By Hira A. Malik
June 12, 2025
Air travel is often dubbed the safest mode of transportation. Yet, when tragedies strike, they do so with a force that shocks the global conscience and ignites deep questions about accountability, technology, and the fragility of human error.
The recent Air India disaster, which claimed the lives of at least 200 people near Ahmedabad, is a devastating reminder that despite our technological advancements, the skies remain perilous under certain conditions. One survivor, hundreds dead, and another chapter added to the long, grim ledger of aviation catastrophes.
The last decade has been marred by some of the most fatal air crashes in recent memory — each one unique in cause but unified in consequence: immeasurable human loss.
In 2025, the U.S. experienced a horrifying collision when an American Airlines regional jet struck a US Army Black Hawk helicopter near Washington, plunging into the icy Potomac River. Over 60 lives were lost, adding to a growing list of tragedies on American soil.
South Korea suffered its worst-ever aviation disaster in December 2024 when Jeju Air’s international flight 7C2216 crashed at Muan International Airport, killing 179 people. That same month, Kazakhstan became the unintended landing site of Azerbaijan Airlines flight J2-8243 — allegedly downed by errant gunfire from across the Russian border.
Japan’s runway disaster in early 2024, involving a commercial plane and a Coast Guard aircraft, could have turned far worse had all 379 passengers not escaped the burning airliner. Still, five lives were lost — a stark reminder of the split-second decisions that determine life and death in aviation.
Even as recent as 2022, China experienced its deadliest crash in decades when a China Eastern Airlines jet slammed into a mountain, killing all 132 aboard.
For many Pakistanis, the PIA crash of May 2020 remains a fresh wound. The plane, bound for Karachi from Lahore, attempted landing multiple times before plummeting into a residential area. Ninety-seven lives were lost, and despite two miraculous survivors, the incident exposed deeply rooted issues in Pakistan’s aviation oversight and crisis response.
Some tragedies, like the downing of Ukraine International Airlines Flight PS752 in Iran, were chillingly avoidable — the result of military error rather than mechanical failure or pilot misjudgment. In that 2020 incident, 176 lives were extinguished due to a misaligned radar and poor communication.
And who can forget the infamous crashes that grounded Boeing’s 737 MAX fleet — Ethiopia in 2019, Indonesia in 2018 — or the still-unsolved mystery of Malaysia Airlines Flight MH370, whose disappearance in 2014 continues to baffle investigators and torment families.

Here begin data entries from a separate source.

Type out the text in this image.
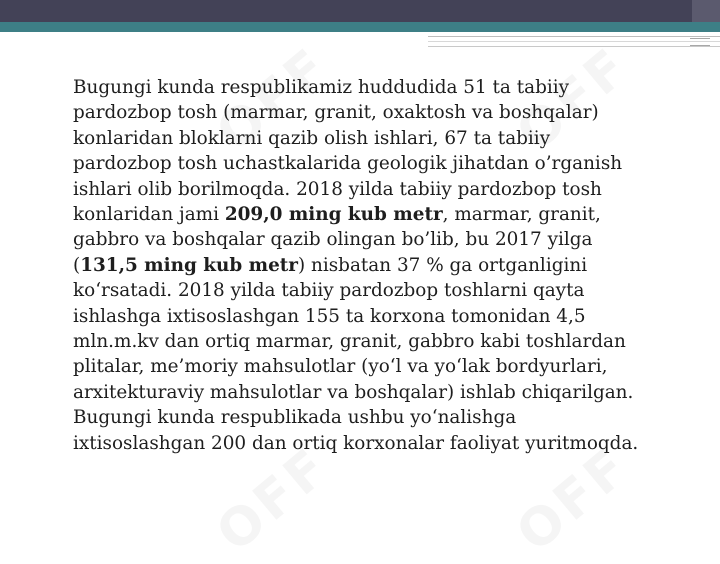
OFF	OFF
OFF	OFF

Bugungi kunda respublikamiz huddudida 51 ta tabiiy pardozbop tosh (marmar, granit, oxaktosh va boshqalar) konlaridan bloklarni qazib olish ishlari, 67 ta tabiiy pardozbop tosh uchastkalarida geologik jihatdan o’rganish ishlari olib borilmoqda. 2018 yilda tabiiy pardozbop tosh konlaridan jami 209,0 ming kub metr, marmar, granit, gabbro va boshqalar qazib olingan bo’lib, bu 2017 yilga (131,5 ming kub metr) nisbatan 37 % ga ortganligini ko‘rsatadi. 2018 yilda tabiiy pardozbop toshlarni qayta ishlashga ixtisoslashgan 155 ta korxona tomonidan 4,5 mln.m.kv dan ortiq marmar, granit, gabbro kabi toshlardan plitalar, me’moriy mahsulotlar (yo‘l va yo‘lak bordyurlari, arxitekturaviy mahsulotlar va boshqalar) ishlab chiqarilgan. Bugungi kunda respublikada ushbu yo‘nalishga ixtisoslashgan 200 dan ortiq korxonalar faoliyat yuritmoqda.
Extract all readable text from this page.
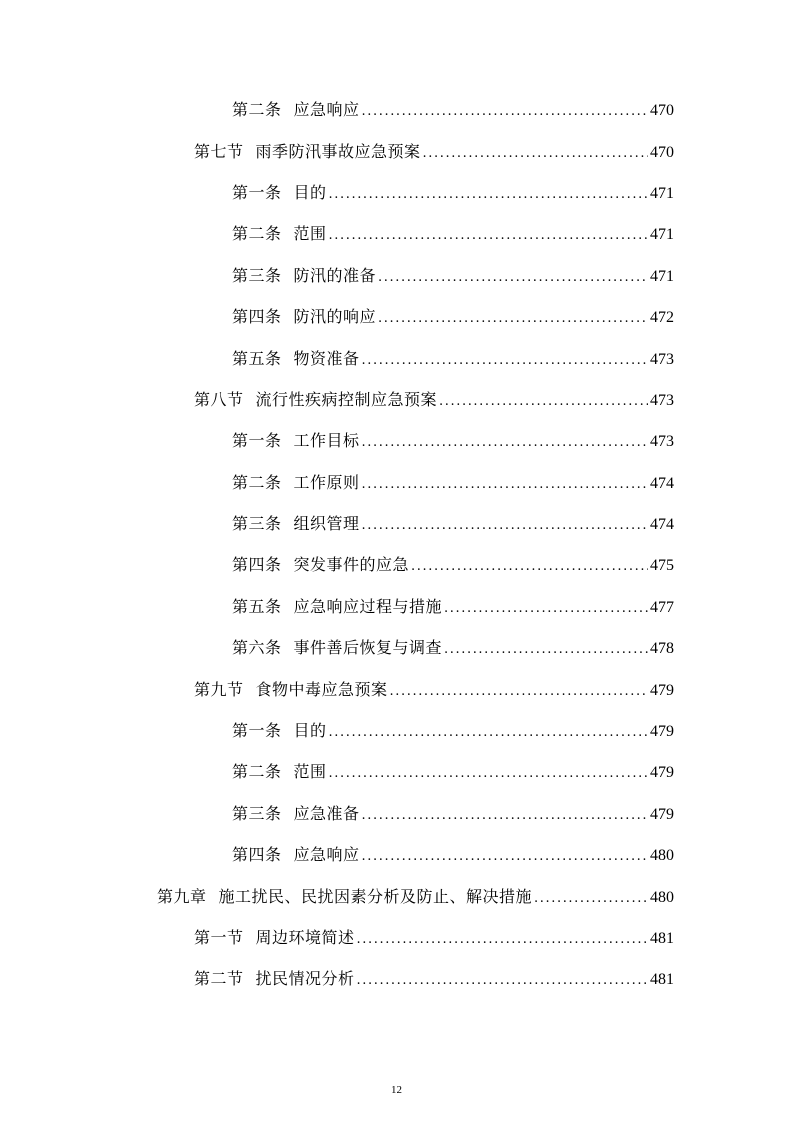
第二条 应急响应 .....	470
第七节 雨季防汛事故应急预案 .....	470
第一条 目的 .....	471
第二条 范围 .....	471
第三条 防汛的准备 .....	471
第四条 防汛的响应 .....	472
第五条 物资准备 .....	473
第八节 流行性疾病控制应急预案 .....	473
第一条 工作目标 .....	473
第二条 工作原则 .....	474
第三条 组织管理 .....	474
第四条 突发事件的应急 .....	475
第五条 应急响应过程与措施 .....	477
第六条 事件善后恢复与调查 .....	478
第九节 食物中毒应急预案 .....	479
第一条 目的 .....	479
第二条 范围 .....	479
第三条 应急准备 .....	479
第四条 应急响应 .....	480
第九章 施工扰民、民扰因素分析及防止、解决措施 .....	480
第一节 周边环境简述 .....	481
第二节 扰民情况分析 .....	481
12
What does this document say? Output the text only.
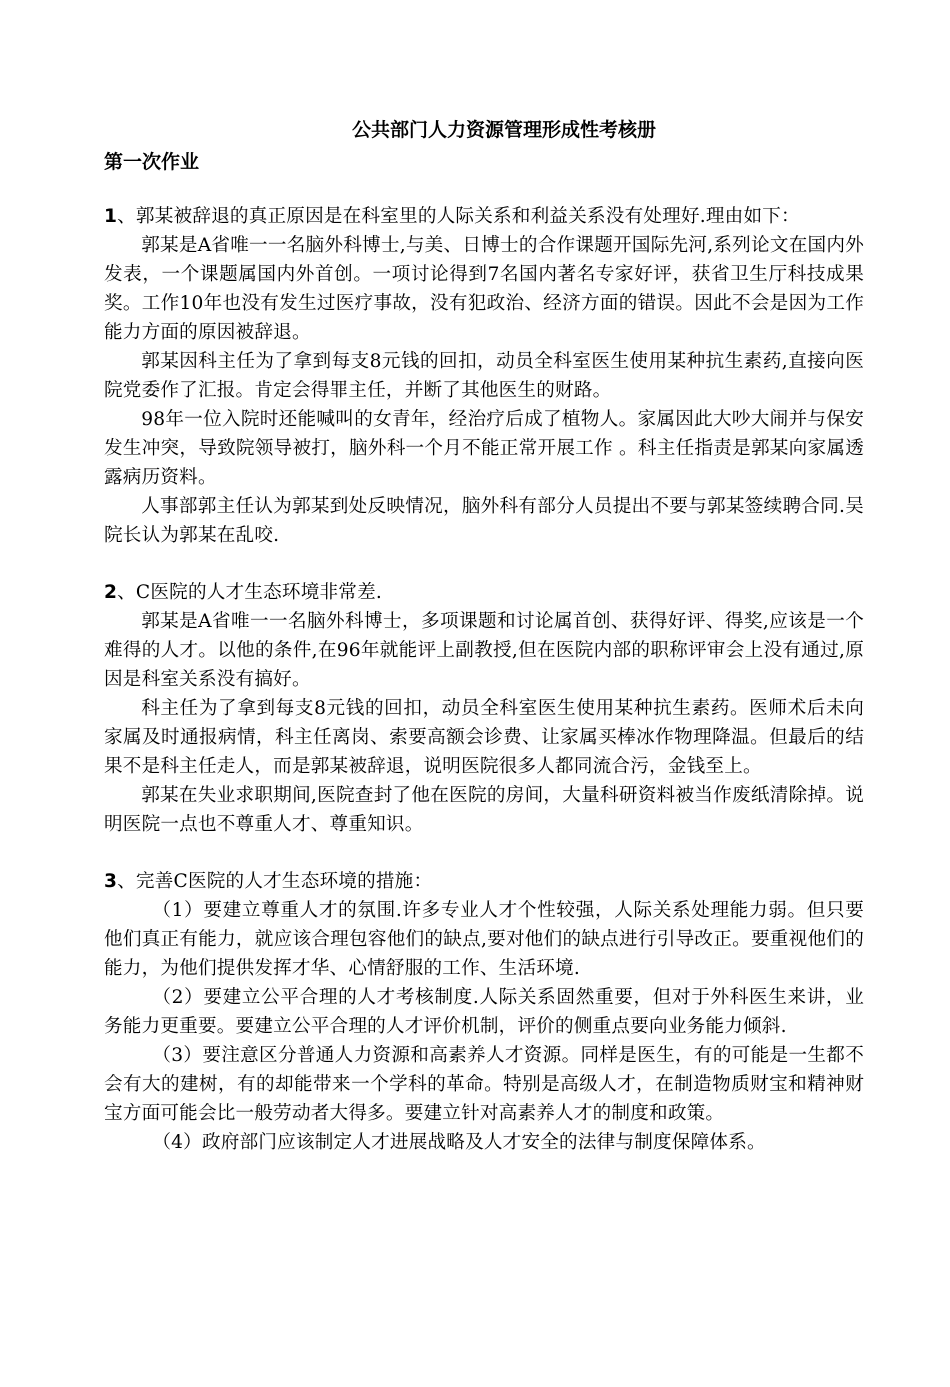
公共部门人力资源管理形成性考核册
第一次作业

1、郭某被辞退的真正原因是在科室里的人际关系和利益关系没有处理好.理由如下：

郭某是A省唯一一名脑外科博士,与美、日博士的合作课题开国际先河,系列论文在国内外发表，一个课题属国内外首创。一项讨论得到7名国内著名专家好评，获省卫生厅科技成果奖。工作10年也没有发生过医疗事故，没有犯政治、经济方面的错误。因此不会是因为工作能力方面的原因被辞退。

郭某因科主任为了拿到每支8元钱的回扣，动员全科室医生使用某种抗生素药,直接向医院党委作了汇报。肯定会得罪主任，并断了其他医生的财路。

98年一位入院时还能喊叫的女青年，经治疗后成了植物人。家属因此大吵大闹并与保安发生冲突，导致院领导被打，脑外科一个月不能正常开展工作 。科主任指责是郭某向家属透露病历资料。

人事部郭主任认为郭某到处反映情况，脑外科有部分人员提出不要与郭某签续聘合同.吴院长认为郭某在乱咬.

2、C医院的人才生态环境非常差.

郭某是A省唯一一名脑外科博士，多项课题和讨论属首创、获得好评、得奖,应该是一个难得的人才。以他的条件,在96年就能评上副教授,但在医院内部的职称评审会上没有通过,原因是科室关系没有搞好。

科主任为了拿到每支8元钱的回扣，动员全科室医生使用某种抗生素药。医师术后未向家属及时通报病情，科主任离岗、索要高额会诊费、让家属买棒冰作物理降温。但最后的结果不是科主任走人，而是郭某被辞退，说明医院很多人都同流合污，金钱至上。

郭某在失业求职期间,医院查封了他在医院的房间，大量科研资料被当作废纸清除掉。说明医院一点也不尊重人才、尊重知识。

3、完善C医院的人才生态环境的措施：

（1）要建立尊重人才的氛围.许多专业人才个性较强，人际关系处理能力弱。但只要他们真正有能力，就应该合理包容他们的缺点,要对他们的缺点进行引导改正。要重视他们的能力，为他们提供发挥才华、心情舒服的工作、生活环境.

（2）要建立公平合理的人才考核制度.人际关系固然重要，但对于外科医生来讲，业务能力更重要。要建立公平合理的人才评价机制，评价的侧重点要向业务能力倾斜.

（3）要注意区分普通人力资源和高素养人才资源。同样是医生，有的可能是一生都不会有大的建树，有的却能带来一个学科的革命。特别是高级人才，在制造物质财宝和精神财宝方面可能会比一般劳动者大得多。要建立针对高素养人才的制度和政策。

（4）政府部门应该制定人才进展战略及人才安全的法律与制度保障体系。
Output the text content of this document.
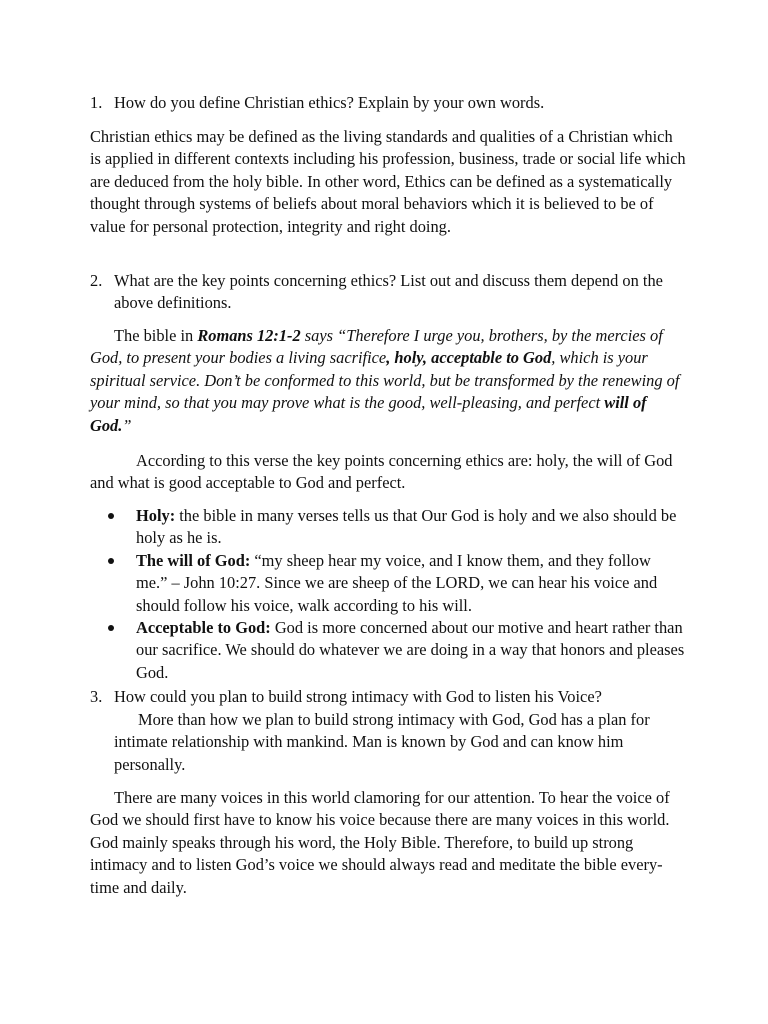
1. How do you define Christian ethics? Explain by your own words.

Christian ethics may be defined as the living standards and qualities of a Christian which is applied in different contexts including his profession, business, trade or social life which are deduced from the holy bible. In other word, Ethics can be defined as a systematically thought through systems of beliefs about moral behaviors which it is believed to be of value for personal protection, integrity and right doing.

2. What are the key points concerning ethics? List out and discuss them depend on the above definitions.

The bible in Romans 12:1-2 says “Therefore I urge you, brothers, by the mercies of God, to present your bodies a living sacrifice, holy, acceptable to God, which is your spiritual service. Don’t be conformed to this world, but be transformed by the renewing of your mind, so that you may prove what is the good, well-pleasing, and perfect will of God.”

According to this verse the key points concerning ethics are: holy, the will of God and what is good acceptable to God and perfect.

Holy: the bible in many verses tells us that Our God is holy and we also should be holy as he is.
The will of God: “my sheep hear my voice, and I know them, and they follow me.” – John 10:27. Since we are sheep of the LORD, we can hear his voice and should follow his voice, walk according to his will.
Acceptable to God: God is more concerned about our motive and heart rather than our sacrifice. We should do whatever we are doing in a way that honors and pleases God.
3. How could you plan to build strong intimacy with God to listen his Voice?

More than how we plan to build strong intimacy with God, God has a plan for intimate relationship with mankind. Man is known by God and can know him personally.

There are many voices in this world clamoring for our attention. To hear the voice of God we should first have to know his voice because there are many voices in this world. God mainly speaks through his word, the Holy Bible. Therefore, to build up strong intimacy and to listen God’s voice we should always read and meditate the bible every-time and daily.
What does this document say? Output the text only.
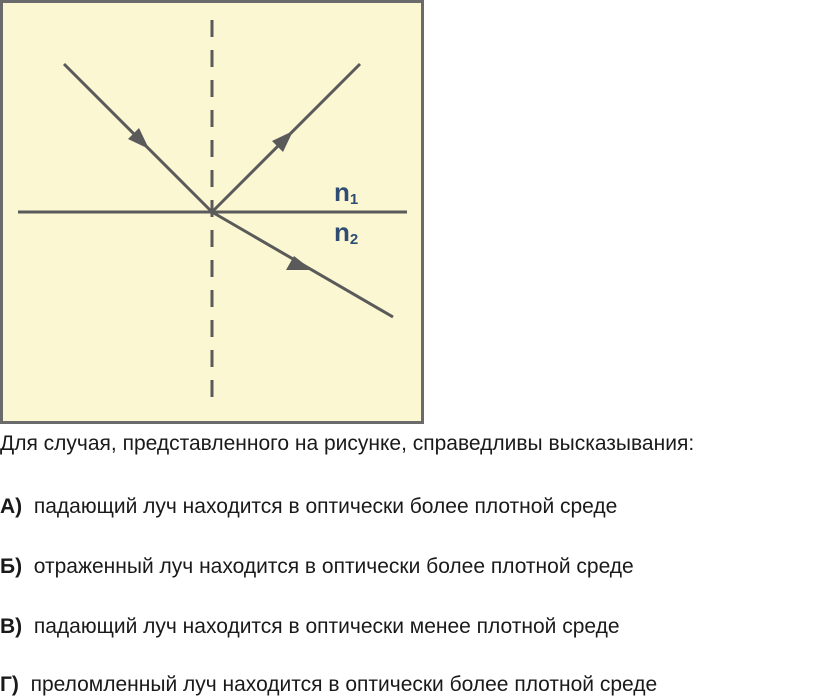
n1
n2

Для случая, представленного на рисунке, справедливы высказывания:

А) падающий луч находится в оптически более плотной среде

Б) отраженный луч находится в оптически более плотной среде

В) падающий луч находится в оптически менее плотной среде

Г) преломленный луч находится в оптически более плотной среде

The sheer scale and diversity of these disasters — from mechanical failure and human error to geopolitical violence — are sobering. These aren’t just statistics; they are lives ended in a moment, families devastated, and communities left reeling.
So, the question arises: Why do these crashes keep happening?
Despite massive improvements in aircraft design, stricter regulations, and AI-assisted navigation, the truth remains that air safety is still at the mercy of flawed human systems, geopolitics, aging fleets, and reactive — rather than proactive — oversight.
Yes, progress has been made. But as long as aircraft are used in war zones, airlines cut corners, or authorities ignore early warnings, these tragedies will recur.
The aviation industry owes it to the victims of these disasters — and the millions who fly every day — to move from reaction to prevention, from complacency to accountability.
Because in the end, it’s not just about air safety. It’s about valuing human life above all else.